I met Sissy on Chicken Bone Beach. White folks started calling it that because they said we dropped chicken bones everywhere; it’s the only Negro beach in Atlantic City. We started calling it that too. Ain’t that a shame? There were a few bones scattered in the sand. Mother went with us once and she spent the afternoon shaking her head and clucking her tongue. “Negroes don’t know how to keep anything nice,” she said. The beach wasn’t really as bad as she made it out to be, and it wasn’t so much that we were dirty as it was that the county didn’t clean it up like they did the white beaches. Seagulls swooped down to peck at the chicken bones. They cracked them with their beaks, ate out the marrow, and left the hollow bones to bleach in the sun. You had to be careful, I remember, or you’d get little bone splinters in your feet. That summer Uncle Lewis bought a brand new Buick but he’d only take four of us at a time. He said it was unseemly to drive around with a car full of Negroes piled up on top of each other.

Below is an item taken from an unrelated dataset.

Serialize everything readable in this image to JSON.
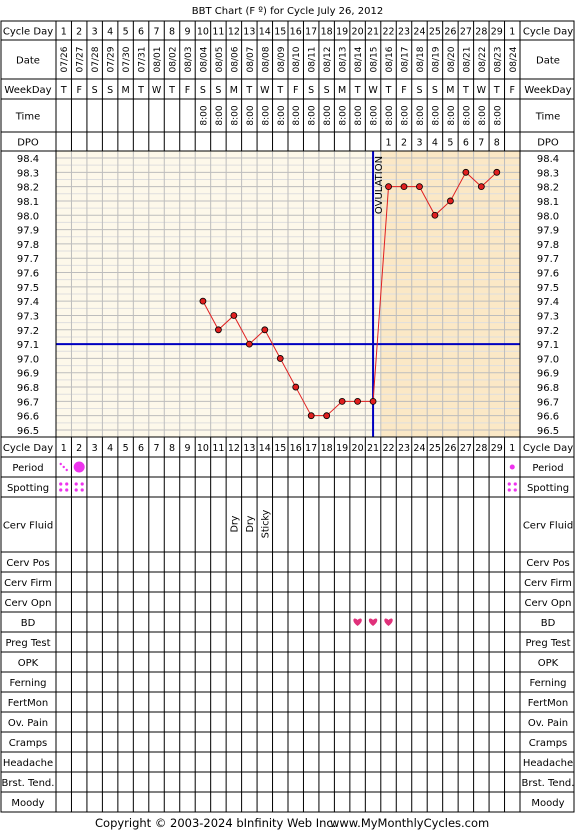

I saw Sissy standing in line to buy a pop from the man that walked up and down the beach dragging his portable icebox along the sand. She had a brown mole on her cheek, and the first thing I thought was how pretty she was despite that blemish. I was barely out of high school but I’d had my share of girls, perfect butter-colored women with thick thighs and small waists. Sissy had that mole, but there was something in the way she held her pop bottle, as delicately as if it were a china cup. I didn’t talk to her that day, but I spent the week scheming about how I could get her. I knew enough to realize that I’d have to say just the right things and mind my manners, maybe make some promises. I’d let her know I had a good job as an electrician’s assistant down at the Navy Yard. I’d borrow Uncle Lewis’s Buick and drive her downtown to a concert at the Latin Casino. I’d pull her chair out for her, buy her a cocktail, and look her in the eye with this Romeo stare I’d been perfecting. She’d let me kiss her when I dropped her off, and then it would only be a matter of weeks. I knew just how to play it. I would start the next week.

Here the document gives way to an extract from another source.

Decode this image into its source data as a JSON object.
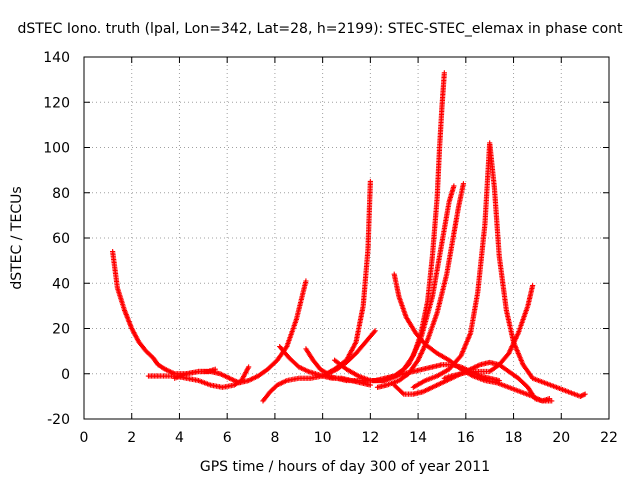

The following Saturday came, and she wasn’t there. I drank my pop and laughed with my friends but I never stopped looking for her out of the corner of my eye, and the more I didn’t see her, the more the beach looked squalid. The sun felt too bright; the bathing-suit-clad bodies around me were oily and speckled with birthmarks and bumps and hair. I walked from one end of the colored beach to the other. It wasn’t very long, but it was far enough for the soles of my feet to scorch in the sand and the skin on my nose and shoulders to redden. The gulls annoyed me. I was so out of sorts that I didn’t go out that night. I spent the following week trying to convince myself that what I felt was merely disappointment at not having the chance to mess around in the backseat with a nice girl. When she didn’t come the next Saturday, I felt a buzzing in my temples.